Pro Tips for Self-Taping
With self-taping now the new normal, Hart’s happy to share some of her best advice for actors looking to hone their at-home auditions.
Set a time limit
By giving yourself a time limit to complete your self-tape you can avoid over-rehearsing and becoming stiff. Hart suggests giving yourself 30 minutes, and then sticking to that limit. “Again, when you get to that real set or stage, you’re not going to have all that time,” Hart says. “And you’re not going to get into your head so much.” Establish a checklist for your audition preparation with these tips.
Send it to a friend
Having a friend or colleague look at your self-tape before you send it is a good way to find out how it translates for another set of eyes. Hart suggests that you send it to someone who isn’t in the industry, that way you’ll know how someone from the average audience might perceive your work. In addition, you’ll find out if there are any technical issues, if your audio hasn’t synced up, for example, or if the file size is too big to download.
Be aware of your volume
“When it comes to volume, play the scene, not the setting,” Hart says. Most scenes are about two people talking, so by speaking at a normal volume, you’ll bring that energy into your audition. “When people are saying ‘You’re being too big,’ 90% of the time it has to do with your volume.”
Tips From Backstage Members’ Auditions
Hart took some time to watch self-tapes from three members of the Backstage community. Here’s some of her best advice from those sessions:
- For a comedy self-tape, frame a little wider so you have room to be more physical. For a drama, frame a little tighter so your facial expressions are highlighted
- Position yourself slightly to one side of the frame. On screen we rarely see actors in center of the frame, and the same should go for auditions
- Be aware of showing too much profile. It’s always best to show as much face as possible, and maintain a consistent eyeline
- If your reader is off-camera, make sure they are far enough away so they aren’t picked up by your microphone. Your dialogue should be the loudest and cleanest voice on the recording
- If you can’t get a full body shot because of limited space in your home, incorporate a split-screen into your slate—on one side of the frame slate as you would normally, on the other side edit in a full-body shot
And Hart wants to remind actors that even though it may feel like you’re just sending out tapes into the void, casting directors are out there watching and enjoying your work.

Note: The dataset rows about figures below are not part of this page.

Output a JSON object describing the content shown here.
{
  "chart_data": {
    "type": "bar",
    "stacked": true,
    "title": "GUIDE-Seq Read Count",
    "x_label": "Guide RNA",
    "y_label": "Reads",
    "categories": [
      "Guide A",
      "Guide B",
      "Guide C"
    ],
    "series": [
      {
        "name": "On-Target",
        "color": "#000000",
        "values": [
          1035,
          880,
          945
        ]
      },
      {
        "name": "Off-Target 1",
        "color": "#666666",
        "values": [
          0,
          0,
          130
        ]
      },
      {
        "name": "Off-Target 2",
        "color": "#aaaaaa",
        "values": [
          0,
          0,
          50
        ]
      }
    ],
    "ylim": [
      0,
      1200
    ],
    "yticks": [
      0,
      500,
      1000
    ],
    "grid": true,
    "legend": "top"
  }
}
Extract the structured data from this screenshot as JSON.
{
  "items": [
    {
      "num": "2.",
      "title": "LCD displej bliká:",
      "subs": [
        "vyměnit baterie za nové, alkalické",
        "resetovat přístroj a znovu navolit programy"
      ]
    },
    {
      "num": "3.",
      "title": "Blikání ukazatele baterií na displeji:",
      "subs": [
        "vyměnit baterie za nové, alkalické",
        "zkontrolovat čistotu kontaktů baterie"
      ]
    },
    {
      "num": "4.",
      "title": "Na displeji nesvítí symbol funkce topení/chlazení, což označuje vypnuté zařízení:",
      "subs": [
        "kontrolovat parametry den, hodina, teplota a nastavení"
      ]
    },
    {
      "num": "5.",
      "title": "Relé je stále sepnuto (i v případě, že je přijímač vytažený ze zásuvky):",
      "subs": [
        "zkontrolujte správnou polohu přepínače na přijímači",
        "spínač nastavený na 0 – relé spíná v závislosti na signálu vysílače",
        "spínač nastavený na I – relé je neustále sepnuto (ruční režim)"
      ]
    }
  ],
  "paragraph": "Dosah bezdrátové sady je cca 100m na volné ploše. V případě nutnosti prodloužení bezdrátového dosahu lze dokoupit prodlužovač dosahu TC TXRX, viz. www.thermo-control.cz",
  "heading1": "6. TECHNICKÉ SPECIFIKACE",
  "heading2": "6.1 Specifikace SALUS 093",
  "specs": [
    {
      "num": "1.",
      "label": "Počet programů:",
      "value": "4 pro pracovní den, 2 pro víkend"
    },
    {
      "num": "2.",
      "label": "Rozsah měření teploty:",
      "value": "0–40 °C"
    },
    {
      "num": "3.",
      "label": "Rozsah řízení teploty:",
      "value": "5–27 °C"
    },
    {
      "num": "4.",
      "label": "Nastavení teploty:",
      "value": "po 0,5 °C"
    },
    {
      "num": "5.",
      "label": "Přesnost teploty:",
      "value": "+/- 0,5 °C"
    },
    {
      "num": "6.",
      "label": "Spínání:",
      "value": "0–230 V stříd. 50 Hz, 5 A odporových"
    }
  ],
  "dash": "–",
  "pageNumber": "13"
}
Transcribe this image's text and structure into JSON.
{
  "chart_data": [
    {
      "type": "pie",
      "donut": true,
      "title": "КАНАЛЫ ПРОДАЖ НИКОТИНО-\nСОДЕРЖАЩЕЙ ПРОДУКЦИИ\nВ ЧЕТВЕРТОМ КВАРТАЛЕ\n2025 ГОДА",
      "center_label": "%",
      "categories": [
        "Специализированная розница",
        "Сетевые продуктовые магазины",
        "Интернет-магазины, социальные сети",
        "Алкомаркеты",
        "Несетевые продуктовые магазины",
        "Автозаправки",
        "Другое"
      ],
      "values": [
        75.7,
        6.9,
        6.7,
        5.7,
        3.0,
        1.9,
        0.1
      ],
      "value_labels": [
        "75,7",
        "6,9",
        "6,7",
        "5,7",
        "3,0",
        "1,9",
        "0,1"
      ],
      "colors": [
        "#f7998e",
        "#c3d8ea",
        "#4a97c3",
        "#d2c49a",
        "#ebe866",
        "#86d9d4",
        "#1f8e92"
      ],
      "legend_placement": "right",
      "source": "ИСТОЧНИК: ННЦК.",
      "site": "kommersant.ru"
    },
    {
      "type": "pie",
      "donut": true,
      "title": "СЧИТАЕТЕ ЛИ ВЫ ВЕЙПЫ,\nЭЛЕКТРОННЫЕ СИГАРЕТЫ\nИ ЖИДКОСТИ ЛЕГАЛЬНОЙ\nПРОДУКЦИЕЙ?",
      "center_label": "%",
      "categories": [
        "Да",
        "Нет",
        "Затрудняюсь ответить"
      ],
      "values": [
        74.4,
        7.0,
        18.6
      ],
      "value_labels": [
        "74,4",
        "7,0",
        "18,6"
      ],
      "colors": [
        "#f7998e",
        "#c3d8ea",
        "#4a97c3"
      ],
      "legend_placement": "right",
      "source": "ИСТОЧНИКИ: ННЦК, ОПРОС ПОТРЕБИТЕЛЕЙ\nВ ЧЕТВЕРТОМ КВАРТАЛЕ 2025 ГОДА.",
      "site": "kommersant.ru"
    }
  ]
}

“The last three days I was up until 4 a.m. watching self tapes,” Hart says. “It’s a lot, but I think that’s the beauty of this time. When we were bringing people in for auditions we had a set amount of time. And in that set amount of time, you can only see a certain amount of people. But now I can see more people, and I’m introduced to so many more actors, because I watch self tapes on my phone, I can watch it between meals. And so I’ve met a lot of actors through this time through self taping. That’s why I always say: Everyone’s watching what you’re bringing, everyone’s watching what you’re submitting.”